Badass Boast: After Gilgamesh and Enkidu destroy the Bull of Heaven - the divine beast sent to destroy them for mocking the goddess Ishtar - Enkidu shakes the bull's torn off haunches at Ishtar, threatening to do the same to her if he catches her.
Designated Hero: Gilgamesh is a tyrant whose outrages against his people drive them to pray to the gods for aid. Later, he and Enkidu kill Humbaba solely to win glory, then anger the gods with their arrogant actions. By 21st century standards, Gilgamesh is not very heroic.
Memetic Badass: The sole reason why the story survives today. We wouldn't have so many tablets if they weren't being made and put all over Mesopotamia just to tell everyone how badass he was and how you can never hope to reach the level of sheer badassery he was at.

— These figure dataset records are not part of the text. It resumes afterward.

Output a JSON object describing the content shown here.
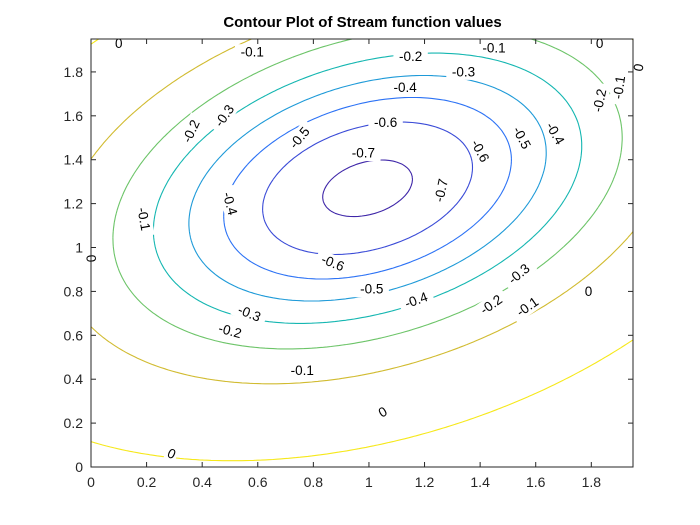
{
  "chart_data": {
    "type": "contour",
    "title": "Contour Plot of Stream function values",
    "xlabel": "",
    "ylabel": "",
    "xlim": [
      0,
      1.95
    ],
    "ylim": [
      0,
      1.95
    ],
    "xticks": [
      "0",
      "0.2",
      "0.4",
      "0.6",
      "0.8",
      "1",
      "1.2",
      "1.4",
      "1.6",
      "1.8"
    ],
    "yticks": [
      "0",
      "0.2",
      "0.4",
      "0.6",
      "0.8",
      "1",
      "1.2",
      "1.4",
      "1.6",
      "1.8"
    ],
    "grid": false,
    "colormap": "parula",
    "levels": [
      {
        "value": -0.7,
        "color": "#3e26a8"
      },
      {
        "value": -0.6,
        "color": "#3a4bd7"
      },
      {
        "value": -0.5,
        "color": "#2c72f5"
      },
      {
        "value": -0.4,
        "color": "#1e9ad8"
      },
      {
        "value": -0.3,
        "color": "#14b6b1"
      },
      {
        "value": -0.2,
        "color": "#6cc468"
      },
      {
        "value": -0.1,
        "color": "#d1bb30"
      },
      {
        "value": 0,
        "color": "#f6e81a"
      }
    ],
    "contour_labels": [
      {
        "text": "-0.7",
        "x": 0.98,
        "y": 1.43,
        "angle": 0
      },
      {
        "text": "-0.7",
        "x": 1.26,
        "y": 1.26,
        "angle": -78
      },
      {
        "text": "-0.6",
        "x": 1.06,
        "y": 1.57,
        "angle": 0
      },
      {
        "text": "-0.6",
        "x": 1.4,
        "y": 1.44,
        "angle": 62
      },
      {
        "text": "-0.6",
        "x": 0.87,
        "y": 0.93,
        "angle": 22
      },
      {
        "text": "-0.5",
        "x": 0.75,
        "y": 1.5,
        "angle": -50
      },
      {
        "text": "-0.5",
        "x": 1.55,
        "y": 1.5,
        "angle": 62
      },
      {
        "text": "-0.5",
        "x": 1.01,
        "y": 0.81,
        "angle": 0
      },
      {
        "text": "-0.4",
        "x": 1.13,
        "y": 1.73,
        "angle": 0
      },
      {
        "text": "-0.4",
        "x": 0.5,
        "y": 1.2,
        "angle": 75
      },
      {
        "text": "-0.4",
        "x": 1.17,
        "y": 0.76,
        "angle": -20
      },
      {
        "text": "-0.4",
        "x": 1.67,
        "y": 1.52,
        "angle": 60
      },
      {
        "text": "-0.3",
        "x": 0.48,
        "y": 1.6,
        "angle": -55
      },
      {
        "text": "-0.3",
        "x": 1.34,
        "y": 1.8,
        "angle": 0
      },
      {
        "text": "-0.3",
        "x": 1.54,
        "y": 0.88,
        "angle": -40
      },
      {
        "text": "-0.3",
        "x": 0.57,
        "y": 0.7,
        "angle": 22
      },
      {
        "text": "-0.2",
        "x": 0.36,
        "y": 1.53,
        "angle": -65
      },
      {
        "text": "-0.2",
        "x": 1.15,
        "y": 1.87,
        "angle": 0
      },
      {
        "text": "-0.2",
        "x": 1.83,
        "y": 1.67,
        "angle": -78
      },
      {
        "text": "-0.2",
        "x": 1.44,
        "y": 0.74,
        "angle": -35
      },
      {
        "text": "-0.2",
        "x": 0.5,
        "y": 0.62,
        "angle": 15
      },
      {
        "text": "-0.1",
        "x": 0.58,
        "y": 1.89,
        "angle": 0
      },
      {
        "text": "-0.1",
        "x": 1.45,
        "y": 1.91,
        "angle": 0
      },
      {
        "text": "-0.1",
        "x": 1.9,
        "y": 1.73,
        "angle": -82
      },
      {
        "text": "-0.1",
        "x": 0.19,
        "y": 1.13,
        "angle": 80
      },
      {
        "text": "-0.1",
        "x": 1.57,
        "y": 0.73,
        "angle": -35
      },
      {
        "text": "-0.1",
        "x": 0.76,
        "y": 0.44,
        "angle": 0
      },
      {
        "text": "0",
        "x": 0.1,
        "y": 1.93,
        "angle": 0
      },
      {
        "text": "0",
        "x": 1.83,
        "y": 1.93,
        "angle": 0
      },
      {
        "text": "0",
        "x": 1.97,
        "y": 1.82,
        "angle": -80
      },
      {
        "text": "0",
        "x": 0.0,
        "y": 0.95,
        "angle": 85
      },
      {
        "text": "0",
        "x": 1.79,
        "y": 0.8,
        "angle": 0
      },
      {
        "text": "0",
        "x": 1.05,
        "y": 0.25,
        "angle": -30
      },
      {
        "text": "0",
        "x": 0.29,
        "y": 0.06,
        "angle": 25
      }
    ]
  }
}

Fridge Brilliance can be applied here when you figure that well, though he may have failed to achieve literal immortality within his own story; the Epic of Gilgamesh in the meta sense has become immortal and survives to this day.
Despite all of his previous outrages, Gilgamesh is accepted back as king of Uruk at the end of the epic, with neither humans nor gods nursing resentment against him. Many 21st century readers would find this unbelievable.
The tendency to paint Shamhat as a harlot and seductress. In the story, her sexual encounter with Enkidu humanizes him. Her week-long tryst with Enkidu isn't a fall, but the first event that raises him above the level of an animal.
Despite Ishtar's less-than-flattering portrayal in this story, she was a very important and revered goddess and sex is part of the sacred duties of her priestesses.
What an Idiot!: If you have a plant that will make you immortal, don't wait until after you've taken a bath to use it.
He was actually going to give it to an old man to see if it would turn him young again, so he was probably playing it safe since he didn't know if it would actually kill him instead.
Woolseyism: Since some portions of the story have been lost, some translations feature original material to fill the gaps which occasionally works quite well. Most notably, at least one changes Gilgamesh's motivation from wanting immortality for himself to wanting to bring Enkidu back to life.